Polymorphism & Parametricity
Type Quantifiers
The quantification over type variables is called parametric polymorphism.
The type quantifier $\forall$ corresponds to a universal quantifier $\forall$ but it is not the same as the $\forall$ from first-order logic. First-order logic quantifiers range over a set of individuals, whereas these quantifiers range over propositions (types) themselves. It is analogous to second-order logic.
Generality
A type $A$ is more general than a type $B$, often written $A \sqsubseteq B$, if type variables in $A$ can be instantiated to give the type $B$.

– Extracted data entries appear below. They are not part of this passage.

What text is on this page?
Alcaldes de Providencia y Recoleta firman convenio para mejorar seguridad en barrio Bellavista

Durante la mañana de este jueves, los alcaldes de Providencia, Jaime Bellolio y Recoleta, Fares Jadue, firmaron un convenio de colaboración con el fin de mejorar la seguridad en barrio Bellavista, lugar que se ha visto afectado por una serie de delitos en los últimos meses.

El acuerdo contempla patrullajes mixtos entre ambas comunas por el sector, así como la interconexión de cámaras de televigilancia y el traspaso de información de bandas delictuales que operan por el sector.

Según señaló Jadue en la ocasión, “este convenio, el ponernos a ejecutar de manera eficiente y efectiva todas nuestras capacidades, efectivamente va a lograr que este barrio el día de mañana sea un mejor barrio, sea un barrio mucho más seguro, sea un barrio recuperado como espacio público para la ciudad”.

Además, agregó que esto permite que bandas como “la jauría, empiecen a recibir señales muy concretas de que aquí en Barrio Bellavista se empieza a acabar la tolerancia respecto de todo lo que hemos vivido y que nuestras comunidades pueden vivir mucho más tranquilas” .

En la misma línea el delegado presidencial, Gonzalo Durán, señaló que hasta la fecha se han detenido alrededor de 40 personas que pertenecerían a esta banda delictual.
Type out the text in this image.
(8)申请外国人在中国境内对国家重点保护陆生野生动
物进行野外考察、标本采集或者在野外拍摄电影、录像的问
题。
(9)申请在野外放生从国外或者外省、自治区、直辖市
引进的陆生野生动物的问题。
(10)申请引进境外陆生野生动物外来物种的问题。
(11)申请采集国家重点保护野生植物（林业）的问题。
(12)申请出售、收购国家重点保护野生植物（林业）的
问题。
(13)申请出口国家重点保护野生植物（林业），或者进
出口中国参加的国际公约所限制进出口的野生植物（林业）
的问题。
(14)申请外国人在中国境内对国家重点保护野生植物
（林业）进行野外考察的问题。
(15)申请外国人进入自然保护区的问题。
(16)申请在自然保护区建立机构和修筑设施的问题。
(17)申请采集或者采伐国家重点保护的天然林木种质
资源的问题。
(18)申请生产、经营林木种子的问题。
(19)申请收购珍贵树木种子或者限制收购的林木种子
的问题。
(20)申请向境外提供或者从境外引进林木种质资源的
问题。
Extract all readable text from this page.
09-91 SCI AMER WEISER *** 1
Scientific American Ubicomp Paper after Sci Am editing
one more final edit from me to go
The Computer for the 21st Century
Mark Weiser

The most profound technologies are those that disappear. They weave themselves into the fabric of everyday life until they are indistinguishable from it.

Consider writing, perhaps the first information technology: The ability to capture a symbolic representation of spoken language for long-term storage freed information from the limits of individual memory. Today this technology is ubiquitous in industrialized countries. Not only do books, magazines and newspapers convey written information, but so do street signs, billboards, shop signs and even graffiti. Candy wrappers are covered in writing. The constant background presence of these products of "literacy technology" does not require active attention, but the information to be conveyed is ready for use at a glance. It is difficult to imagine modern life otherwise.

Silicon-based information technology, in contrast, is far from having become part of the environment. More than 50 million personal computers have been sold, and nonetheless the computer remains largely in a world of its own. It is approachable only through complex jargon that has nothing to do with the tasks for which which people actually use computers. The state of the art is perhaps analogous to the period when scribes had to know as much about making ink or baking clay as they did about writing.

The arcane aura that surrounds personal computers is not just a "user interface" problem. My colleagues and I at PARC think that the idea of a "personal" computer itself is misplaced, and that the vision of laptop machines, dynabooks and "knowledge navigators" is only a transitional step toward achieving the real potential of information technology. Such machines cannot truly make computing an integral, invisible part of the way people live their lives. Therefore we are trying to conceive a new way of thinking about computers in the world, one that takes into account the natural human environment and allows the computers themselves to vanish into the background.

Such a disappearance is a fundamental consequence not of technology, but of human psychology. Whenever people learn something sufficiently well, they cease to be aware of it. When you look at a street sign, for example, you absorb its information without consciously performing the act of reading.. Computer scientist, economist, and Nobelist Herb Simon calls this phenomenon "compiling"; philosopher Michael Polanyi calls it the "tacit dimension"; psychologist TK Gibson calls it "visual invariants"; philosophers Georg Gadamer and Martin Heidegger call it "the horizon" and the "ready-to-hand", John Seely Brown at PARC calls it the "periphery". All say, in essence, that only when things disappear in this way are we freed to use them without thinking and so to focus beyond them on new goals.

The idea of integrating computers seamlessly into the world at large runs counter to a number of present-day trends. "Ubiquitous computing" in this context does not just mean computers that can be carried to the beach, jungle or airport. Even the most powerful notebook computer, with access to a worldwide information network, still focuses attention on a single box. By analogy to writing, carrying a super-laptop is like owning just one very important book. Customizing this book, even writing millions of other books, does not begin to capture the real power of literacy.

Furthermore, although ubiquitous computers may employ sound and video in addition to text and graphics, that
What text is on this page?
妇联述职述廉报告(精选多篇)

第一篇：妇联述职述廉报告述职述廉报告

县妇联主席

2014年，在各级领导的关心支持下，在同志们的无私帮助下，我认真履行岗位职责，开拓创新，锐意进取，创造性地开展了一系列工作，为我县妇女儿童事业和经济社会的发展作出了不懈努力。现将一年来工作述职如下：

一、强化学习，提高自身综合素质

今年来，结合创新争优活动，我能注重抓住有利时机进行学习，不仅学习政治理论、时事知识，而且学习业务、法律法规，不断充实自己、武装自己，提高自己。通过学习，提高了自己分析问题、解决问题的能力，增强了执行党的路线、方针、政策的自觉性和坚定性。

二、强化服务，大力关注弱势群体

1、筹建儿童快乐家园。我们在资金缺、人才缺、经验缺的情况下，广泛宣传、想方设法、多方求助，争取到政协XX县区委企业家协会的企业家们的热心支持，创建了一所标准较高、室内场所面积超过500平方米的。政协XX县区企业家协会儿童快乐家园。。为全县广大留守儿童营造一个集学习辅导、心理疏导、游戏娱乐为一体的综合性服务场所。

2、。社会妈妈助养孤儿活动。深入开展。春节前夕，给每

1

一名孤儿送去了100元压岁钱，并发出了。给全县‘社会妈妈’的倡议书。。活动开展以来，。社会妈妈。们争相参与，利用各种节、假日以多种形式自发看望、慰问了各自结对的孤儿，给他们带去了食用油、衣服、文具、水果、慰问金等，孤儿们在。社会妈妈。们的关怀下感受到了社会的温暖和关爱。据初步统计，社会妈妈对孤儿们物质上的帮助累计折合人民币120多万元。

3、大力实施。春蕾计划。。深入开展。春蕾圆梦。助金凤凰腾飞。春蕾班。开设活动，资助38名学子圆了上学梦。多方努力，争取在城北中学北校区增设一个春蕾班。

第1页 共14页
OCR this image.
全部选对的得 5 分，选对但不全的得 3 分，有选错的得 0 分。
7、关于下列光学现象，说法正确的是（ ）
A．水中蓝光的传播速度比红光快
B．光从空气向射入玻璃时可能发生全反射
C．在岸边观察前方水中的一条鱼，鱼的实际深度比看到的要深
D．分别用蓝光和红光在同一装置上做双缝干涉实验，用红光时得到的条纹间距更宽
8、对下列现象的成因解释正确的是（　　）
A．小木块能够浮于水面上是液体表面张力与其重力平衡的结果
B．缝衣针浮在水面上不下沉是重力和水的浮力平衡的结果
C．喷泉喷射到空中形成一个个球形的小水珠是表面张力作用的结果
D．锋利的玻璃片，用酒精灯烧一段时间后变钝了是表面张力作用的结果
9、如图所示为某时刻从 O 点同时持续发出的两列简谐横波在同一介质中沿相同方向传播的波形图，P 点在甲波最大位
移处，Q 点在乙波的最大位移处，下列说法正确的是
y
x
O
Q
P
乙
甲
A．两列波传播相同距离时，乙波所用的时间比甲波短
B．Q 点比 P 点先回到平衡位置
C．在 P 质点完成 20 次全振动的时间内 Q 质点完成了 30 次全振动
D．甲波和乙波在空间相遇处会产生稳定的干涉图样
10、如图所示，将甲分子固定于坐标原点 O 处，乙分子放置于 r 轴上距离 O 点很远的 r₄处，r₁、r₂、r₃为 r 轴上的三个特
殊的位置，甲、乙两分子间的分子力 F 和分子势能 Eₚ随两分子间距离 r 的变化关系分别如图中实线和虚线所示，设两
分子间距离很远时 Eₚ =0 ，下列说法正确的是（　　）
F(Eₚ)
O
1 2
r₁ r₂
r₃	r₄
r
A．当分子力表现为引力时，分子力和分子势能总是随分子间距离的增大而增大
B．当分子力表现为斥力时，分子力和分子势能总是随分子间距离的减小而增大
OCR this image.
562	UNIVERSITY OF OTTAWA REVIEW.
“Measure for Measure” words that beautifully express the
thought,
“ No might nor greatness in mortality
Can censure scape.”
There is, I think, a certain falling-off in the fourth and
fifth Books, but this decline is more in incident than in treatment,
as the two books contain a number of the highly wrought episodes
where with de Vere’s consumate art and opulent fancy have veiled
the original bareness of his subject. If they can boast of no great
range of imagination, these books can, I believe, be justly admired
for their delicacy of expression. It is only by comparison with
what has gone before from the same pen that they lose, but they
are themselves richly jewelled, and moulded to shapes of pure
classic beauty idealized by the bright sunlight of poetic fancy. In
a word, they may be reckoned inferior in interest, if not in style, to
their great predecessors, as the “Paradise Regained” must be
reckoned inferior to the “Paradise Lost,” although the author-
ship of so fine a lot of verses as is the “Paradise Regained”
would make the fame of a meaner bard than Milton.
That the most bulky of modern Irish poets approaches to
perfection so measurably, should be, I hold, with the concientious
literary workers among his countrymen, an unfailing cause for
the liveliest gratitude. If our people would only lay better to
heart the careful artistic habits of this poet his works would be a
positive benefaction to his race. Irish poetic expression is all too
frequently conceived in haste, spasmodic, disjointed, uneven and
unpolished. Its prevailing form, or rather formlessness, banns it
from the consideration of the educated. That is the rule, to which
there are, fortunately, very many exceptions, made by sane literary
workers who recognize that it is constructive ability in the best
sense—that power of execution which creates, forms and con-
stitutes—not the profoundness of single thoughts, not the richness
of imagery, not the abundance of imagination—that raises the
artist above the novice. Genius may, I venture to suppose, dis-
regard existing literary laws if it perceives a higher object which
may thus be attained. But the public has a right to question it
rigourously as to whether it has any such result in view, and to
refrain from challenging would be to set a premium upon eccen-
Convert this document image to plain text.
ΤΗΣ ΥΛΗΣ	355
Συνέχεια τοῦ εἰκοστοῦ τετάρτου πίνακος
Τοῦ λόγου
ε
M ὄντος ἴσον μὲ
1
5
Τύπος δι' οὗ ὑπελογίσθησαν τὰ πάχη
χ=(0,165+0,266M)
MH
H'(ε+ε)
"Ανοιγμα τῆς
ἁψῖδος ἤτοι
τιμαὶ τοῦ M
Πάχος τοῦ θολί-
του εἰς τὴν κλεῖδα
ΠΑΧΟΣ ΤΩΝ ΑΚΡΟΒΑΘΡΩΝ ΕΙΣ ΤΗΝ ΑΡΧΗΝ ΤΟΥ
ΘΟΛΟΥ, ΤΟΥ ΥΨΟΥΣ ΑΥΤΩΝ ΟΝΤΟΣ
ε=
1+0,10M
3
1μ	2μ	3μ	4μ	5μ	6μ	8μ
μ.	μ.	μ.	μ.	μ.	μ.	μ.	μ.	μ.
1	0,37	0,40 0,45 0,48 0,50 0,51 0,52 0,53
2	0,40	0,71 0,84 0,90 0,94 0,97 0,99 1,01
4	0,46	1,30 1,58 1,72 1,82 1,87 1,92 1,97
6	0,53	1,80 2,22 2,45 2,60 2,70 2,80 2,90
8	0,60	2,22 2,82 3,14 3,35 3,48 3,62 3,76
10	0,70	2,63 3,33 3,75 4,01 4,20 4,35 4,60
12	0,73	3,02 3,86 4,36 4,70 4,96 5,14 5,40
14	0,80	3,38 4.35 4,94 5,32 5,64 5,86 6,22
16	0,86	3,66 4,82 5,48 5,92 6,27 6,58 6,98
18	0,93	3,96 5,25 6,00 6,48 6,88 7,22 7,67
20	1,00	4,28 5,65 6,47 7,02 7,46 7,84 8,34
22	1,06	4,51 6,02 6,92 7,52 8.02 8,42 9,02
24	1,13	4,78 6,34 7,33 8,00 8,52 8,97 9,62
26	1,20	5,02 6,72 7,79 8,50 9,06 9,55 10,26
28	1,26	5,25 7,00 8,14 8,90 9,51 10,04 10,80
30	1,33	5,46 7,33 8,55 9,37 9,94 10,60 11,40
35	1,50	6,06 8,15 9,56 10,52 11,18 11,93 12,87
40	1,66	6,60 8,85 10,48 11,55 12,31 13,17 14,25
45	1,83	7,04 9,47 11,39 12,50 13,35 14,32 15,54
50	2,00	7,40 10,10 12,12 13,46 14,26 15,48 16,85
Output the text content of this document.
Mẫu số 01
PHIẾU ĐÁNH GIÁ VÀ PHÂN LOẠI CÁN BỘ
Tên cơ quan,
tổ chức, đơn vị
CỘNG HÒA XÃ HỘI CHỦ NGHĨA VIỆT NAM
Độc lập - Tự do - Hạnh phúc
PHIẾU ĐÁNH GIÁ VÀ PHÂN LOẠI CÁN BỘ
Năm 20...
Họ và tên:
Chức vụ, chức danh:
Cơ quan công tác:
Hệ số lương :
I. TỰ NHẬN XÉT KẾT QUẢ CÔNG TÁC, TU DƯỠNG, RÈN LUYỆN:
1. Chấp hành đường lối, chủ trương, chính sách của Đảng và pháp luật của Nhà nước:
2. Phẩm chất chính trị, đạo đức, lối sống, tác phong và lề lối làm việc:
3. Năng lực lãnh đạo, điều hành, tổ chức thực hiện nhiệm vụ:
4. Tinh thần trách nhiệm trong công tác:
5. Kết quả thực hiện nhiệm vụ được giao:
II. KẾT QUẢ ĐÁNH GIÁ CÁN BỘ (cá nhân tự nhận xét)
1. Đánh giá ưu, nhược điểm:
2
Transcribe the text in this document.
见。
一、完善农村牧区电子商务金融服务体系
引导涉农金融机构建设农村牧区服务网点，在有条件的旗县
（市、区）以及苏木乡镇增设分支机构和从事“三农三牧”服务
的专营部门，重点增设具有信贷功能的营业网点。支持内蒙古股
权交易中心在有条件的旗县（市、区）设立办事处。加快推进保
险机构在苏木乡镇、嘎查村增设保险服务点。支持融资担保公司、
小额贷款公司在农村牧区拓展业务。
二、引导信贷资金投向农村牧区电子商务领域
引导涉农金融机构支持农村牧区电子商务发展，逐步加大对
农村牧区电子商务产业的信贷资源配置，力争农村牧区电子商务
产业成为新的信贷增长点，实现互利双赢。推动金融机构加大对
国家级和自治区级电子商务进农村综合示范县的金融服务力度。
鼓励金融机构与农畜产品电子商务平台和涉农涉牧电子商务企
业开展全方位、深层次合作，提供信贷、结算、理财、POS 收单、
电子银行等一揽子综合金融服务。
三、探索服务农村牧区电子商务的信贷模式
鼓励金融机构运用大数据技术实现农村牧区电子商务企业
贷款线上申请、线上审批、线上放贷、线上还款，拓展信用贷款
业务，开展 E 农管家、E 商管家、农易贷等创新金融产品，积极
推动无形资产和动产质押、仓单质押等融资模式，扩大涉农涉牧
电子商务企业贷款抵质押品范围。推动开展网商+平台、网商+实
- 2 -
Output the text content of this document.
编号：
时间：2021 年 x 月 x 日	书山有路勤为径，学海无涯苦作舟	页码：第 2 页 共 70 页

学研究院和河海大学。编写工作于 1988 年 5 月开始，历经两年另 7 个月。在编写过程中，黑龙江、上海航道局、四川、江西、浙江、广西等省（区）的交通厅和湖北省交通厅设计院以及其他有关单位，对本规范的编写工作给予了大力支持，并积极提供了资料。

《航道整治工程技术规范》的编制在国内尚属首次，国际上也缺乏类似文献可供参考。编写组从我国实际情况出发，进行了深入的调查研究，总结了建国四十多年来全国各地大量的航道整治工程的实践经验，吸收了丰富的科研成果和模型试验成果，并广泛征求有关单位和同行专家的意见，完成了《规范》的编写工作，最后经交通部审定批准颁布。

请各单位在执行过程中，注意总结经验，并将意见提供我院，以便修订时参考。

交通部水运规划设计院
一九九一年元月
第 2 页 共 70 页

For example, with functions:
\[\forall a . \ a \quad \sqsubseteq \quad \forall x \ y . \ x \to y \quad \sqsubseteq \quad \forall z . \ z \to z \quad \sqsubseteq \quad \mathtt{Int} \to \mathtt{Int}\]Parametricity
The principle of parametricity states that the result of polymorphic functions cannot depend on values of an abstracted type.
More formally, suppose there exists a polymorphic function $g$ that is polymorphic on type $a$. If run any arbitrary function $f :: a \to a$ on all the $a$ values in the input of $g$, that will give the same results as running $g$ first, then $f$ on all the a values of the output.